/chat-twitter

Primary LanguageJavaScriptApache License 2.0Apache-2.0

Chat With the Algorithm

Ask questions about the open-sourced Twitter algorithm.

The app is publicly hosted here: https://chat-twitter.vercel.app/. Instructions for hosting it yourself are below.

Basic architecture

The app is a NextJS/Tailwind CSS frontend with a FastAPI backend. The frontend is hosted on Vercel and the backend is hosted on a small node on fly.io. The backend uses a Pinecone vector DB on the free tier. There is a Dockerfile provided.

Right now, I'm footing the OpenAI bill on the public instance. But I may require users to bring their own key in the future.

Running locally

  1. Set up environment variables
OPENAI_API_KEY=...
OPENAI_ORG_ID=... # organization id, found in Manage account > settings
PINECONE_API_KEY=...
  1. Clone the repo
git clone https://github.com/mtenenholtz/chat-twitter.git
cd chat-twitter
  1. Install Node dependencies
npm i
  1. Run the Node server
npm run dev
  1. In another terminal, install the Python dependencies
# in the backend/ directory
pip install -r requirements.txt
  1. Embed the Twitter codebase
# in the backend/ directory
python create_vector_db.py
  1. Set up a Pinecone index. Give it a vector dimension of 1536 and name it pinecone-index. You can change this in backend/main.py if you want.

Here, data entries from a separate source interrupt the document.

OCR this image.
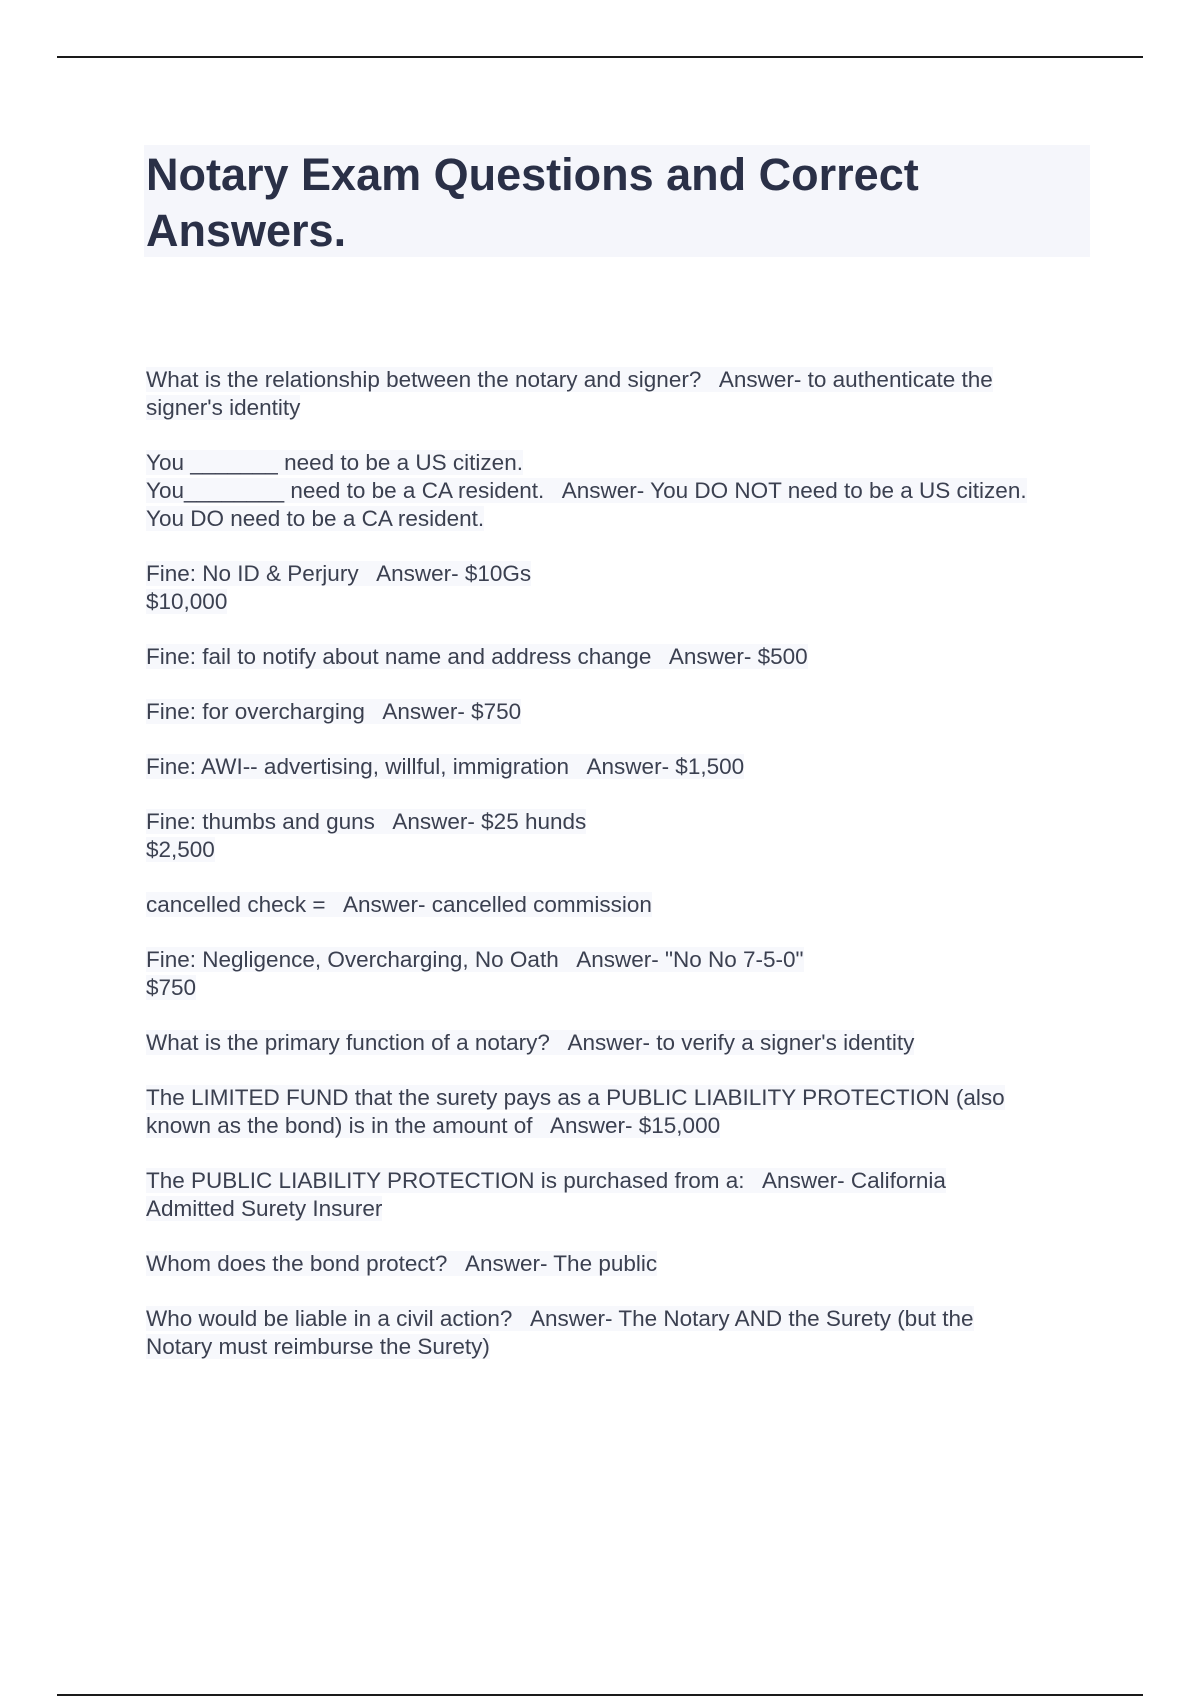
Notary Exam Questions and Correct
Answers.

What is the relationship between the notary and signer?   Answer- to authenticate the
signer's identity

You _______ need to be a US citizen.
You________ need to be a CA resident.   Answer- You DO NOT need to be a US citizen.
You DO need to be a CA resident.

Fine: No ID & Perjury   Answer- $10Gs
$10,000

Fine: fail to notify about name and address change   Answer- $500

Fine: for overcharging   Answer- $750

Fine: AWI-- advertising, willful, immigration   Answer- $1,500

Fine: thumbs and guns   Answer- $25 hunds
$2,500

cancelled check =   Answer- cancelled commission

Fine: Negligence, Overcharging, No Oath   Answer- "No No 7-5-0"
$750

What is the primary function of a notary?   Answer- to verify a signer's identity

The LIMITED FUND that the surety pays as a PUBLIC LIABILITY PROTECTION (also
known as the bond) is in the amount of   Answer- $15,000

The PUBLIC LIABILITY PROTECTION is purchased from a:   Answer- California
Admitted Surety Insurer

Whom does the bond protect?   Answer- The public

Who would be liable in a civil action?   Answer- The Notary AND the Surety (but the
Notary must reimburse the Surety)
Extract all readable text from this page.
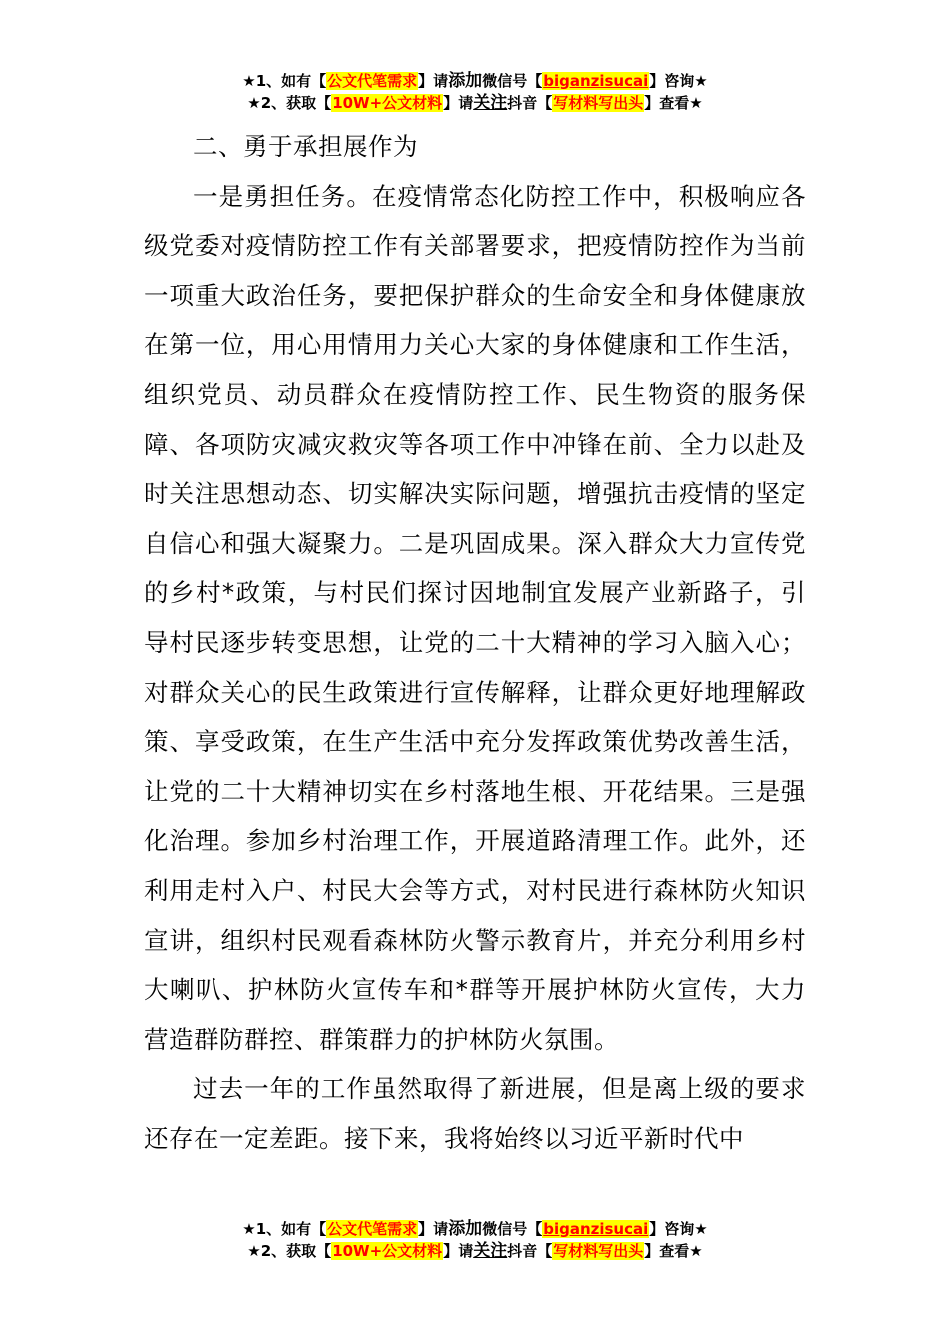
★1、如有【公文代笔需求】请添加微信号【biganzisucai】咨询★
★2、获取【10W+公文材料】请关注抖音【写材料写出头】查看★

二、勇于承担展作为

一是勇担任务。在疫情常态化防控工作中，积极响应各级党委对疫情防控工作有关部署要求，把疫情防控作为当前一项重大政治任务，要把保护群众的生命安全和身体健康放在第一位，用心用情用力关心大家的身体健康和工作生活，组织党员、动员群众在疫情防控工作、民生物资的服务保障、各项防灾减灾救灾等各项工作中冲锋在前、全力以赴及时关注思想动态、切实解决实际问题，增强抗击疫情的坚定自信心和强大凝聚力。二是巩固成果。深入群众大力宣传党的乡村*政策，与村民们探讨因地制宜发展产业新路子，引导村民逐步转变思想，让党的二十大精神的学习入脑入心；对群众关心的民生政策进行宣传解释，让群众更好地理解政策、享受政策，在生产生活中充分发挥政策优势改善生活，让党的二十大精神切实在乡村落地生根、开花结果。三是强化治理。参加乡村治理工作，开展道路清理工作。此外，还利用走村入户、村民大会等方式，对村民进行森林防火知识宣讲，组织村民观看森林防火警示教育片，并充分利用乡村大喇叭、护林防火宣传车和*群等开展护林防火宣传，大力营造群防群控、群策群力的护林防火氛围。

过去一年的工作虽然取得了新进展，但是离上级的要求还存在一定差距。接下来，我将始终以习近平新时代中

★1、如有【公文代笔需求】请添加微信号【biganzisucai】咨询★
★2、获取【10W+公文材料】请关注抖音【写材料写出头】查看★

  2. Run the backend server

uvicorn main:app --reload
  1. The URL for the backend is currently hard coded to the live server URL. You will have to change this to localhost or your other server name.

Potential improvements

I will continue development on this project as demand exists. But, if I abandon it, here are some ideas:

  • The dependency on Pinecone could be removed and replaced with a simple NumPy array. I just wanted to try Pinecone.
  • Replace the chat_stream endpoint with a websocket implementation.
  • Ask the model not to generatively reference its sources. Instead, simply copy the code snippet directly.
  • The splitter could be improved. Right now, it's a character splitter that favors newlines, but OpenAI has implemented a similar one that splits on tokens instead.
  • The embeddings and retrieval mechanisms could account for the hierarchy of the Algorithm's code structure, like Replit's Ghostwriter does.
  • The UI could be improved a lot. I suck at JS.